The EUR/USD currency pair has fallen to approximately 1.0830 as European Central Bank (ECB) President Christine Lagarde expressed concerns that a potential trade war led by US President Trump could negatively impact Eurozone economic growth. The Federal Reserve (Fed) maintained its current borrowing rates and reaffirmed its forecast of two interest rate cuts in 2025 during their recent meeting on Wednesday. This reflects the Fed's belief that Trump's policies might hinder US economic progress while simultaneously contributing to rising price pressures.
During the North American trading hours on Thursday, the US Dollar (USD) witnessed a significant strength boost, pushing the US Dollar Index (DXY) close to 104.00. The major currency pair's decline can be attributed to the Fed's cautious stance on monetary policy adjustments amid "unusually elevated" uncertainty surrounding Trump's policies. The Fed left key borrowing rates unchanged in the range of 4.25%-4.50%, as anticipated, with Fed Chair Jerome Powell stating, "We are not going to be in any hurry to move on rate cuts."
Despite the Fed's "wait and see approach," President Trump has been vocal about his belief that the central bank should lower interest rates. He contended that the effects of tariffs are starting to influence the economy. In a post on Truth Social after the Fed’s decision, Trump remarked, "The Fed would be much better off cutting rates as US tariffs start to transition (ease!) their way into the economy. Do the right thing." The central bank has adjusted its forecast for the core Personal Consumption Expenditures Price Index (PCE) to 2.8% for this year, up from the previously projected 2.5%, while also lowering GDP growth expectations to 1.7% from 2.1%.
On the economic data front, initial jobless claims for the week ending March 14 came in nearly in line with estimates, remaining steady at 223K. This stability in jobless claims reflects ongoing labor market resilience, despite broader economic uncertainties.
The EUR/USD pair has seen a sharp decline as the Euro (EUR) faces mounting pressure following Lagarde's warnings about potential economic shocks in the Eurozone. Lagarde testified before the European Parliament's Committee on Economic and Monetary Affairs, highlighting that proposed US tariffs of 25% on European imports could reduce "Euro area growth by about 0.3% in the first year," according to ECB analysis. Moreover, retaliatory measures from Europe could exacerbate the situation, potentially increasing the growth slowdown to 0.5%.

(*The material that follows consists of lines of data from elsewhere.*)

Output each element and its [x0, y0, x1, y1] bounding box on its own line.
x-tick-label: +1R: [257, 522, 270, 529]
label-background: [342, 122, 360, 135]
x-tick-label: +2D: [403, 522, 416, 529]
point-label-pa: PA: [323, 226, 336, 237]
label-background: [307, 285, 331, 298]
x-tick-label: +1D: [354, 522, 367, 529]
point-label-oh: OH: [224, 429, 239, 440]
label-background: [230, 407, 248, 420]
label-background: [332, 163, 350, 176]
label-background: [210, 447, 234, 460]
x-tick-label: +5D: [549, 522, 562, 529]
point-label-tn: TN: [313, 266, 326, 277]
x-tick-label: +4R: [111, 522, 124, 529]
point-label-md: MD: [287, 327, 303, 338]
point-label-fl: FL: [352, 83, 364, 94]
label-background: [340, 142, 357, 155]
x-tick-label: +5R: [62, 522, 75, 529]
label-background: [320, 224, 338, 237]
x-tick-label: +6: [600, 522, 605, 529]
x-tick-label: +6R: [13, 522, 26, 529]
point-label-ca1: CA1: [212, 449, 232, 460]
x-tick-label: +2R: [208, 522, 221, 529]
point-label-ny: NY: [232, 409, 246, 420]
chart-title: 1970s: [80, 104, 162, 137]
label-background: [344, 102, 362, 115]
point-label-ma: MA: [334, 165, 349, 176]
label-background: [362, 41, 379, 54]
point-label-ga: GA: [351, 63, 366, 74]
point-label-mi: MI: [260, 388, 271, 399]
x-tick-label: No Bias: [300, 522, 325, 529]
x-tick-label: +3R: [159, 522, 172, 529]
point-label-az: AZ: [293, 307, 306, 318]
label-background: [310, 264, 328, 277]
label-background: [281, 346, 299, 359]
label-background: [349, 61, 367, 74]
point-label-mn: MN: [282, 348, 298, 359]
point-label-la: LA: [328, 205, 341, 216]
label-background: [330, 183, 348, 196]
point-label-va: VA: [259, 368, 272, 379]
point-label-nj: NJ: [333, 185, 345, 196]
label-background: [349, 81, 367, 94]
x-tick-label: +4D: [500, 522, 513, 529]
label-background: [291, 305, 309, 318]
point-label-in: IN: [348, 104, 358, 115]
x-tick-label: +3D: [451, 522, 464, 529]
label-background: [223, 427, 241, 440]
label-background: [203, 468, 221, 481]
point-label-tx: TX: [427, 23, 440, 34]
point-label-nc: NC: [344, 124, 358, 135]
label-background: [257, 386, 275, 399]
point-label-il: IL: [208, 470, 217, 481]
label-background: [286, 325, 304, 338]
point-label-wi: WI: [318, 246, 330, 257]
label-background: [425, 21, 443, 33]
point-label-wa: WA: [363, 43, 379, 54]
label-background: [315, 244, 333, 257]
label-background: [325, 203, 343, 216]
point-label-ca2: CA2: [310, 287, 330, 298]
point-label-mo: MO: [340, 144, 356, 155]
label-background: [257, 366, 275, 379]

The looming threat of soft Eurozone economic growth is likely to diminish the appeal of the Euro, compelling the ECB to consider further interest rate reductions. However, Germany's recent shift away from over a decade of fiscal conservatism aims to stimulate domestic consumption and defense spending, potentially mitigating the adverse effects of the trade war. Lagarde also projected that any retaliatory tariffs and a weaker Euro exchange rate could elevate inflation by around 0.5%, but she anticipates this effect to be temporary, as lower economic activity may dampen inflationary pressures in the medium term.
As the EUR/USD pair falls to near 1.0830, it failed to maintain the critical level of 1.0900. Nevertheless, the long-term outlook for this major currency pair remains bullish, as it continues to trade above the 200-day Exponential Moving Average (EMA) situated around 1.0660. Following a decisive breakout above the December 6 high of 1.0630 on March 5, the pair is showing strength. The 14-day Relative Strength Index (RSI) has cooled down after reaching overbought conditions around 75.00, indicating that while the bullish momentum may have moderated, the upside bias persists. The December 6 high of 1.0630 will serve as a crucial support zone, while the psychological barrier of 1.1000 remains a key resistance level for Euro bulls.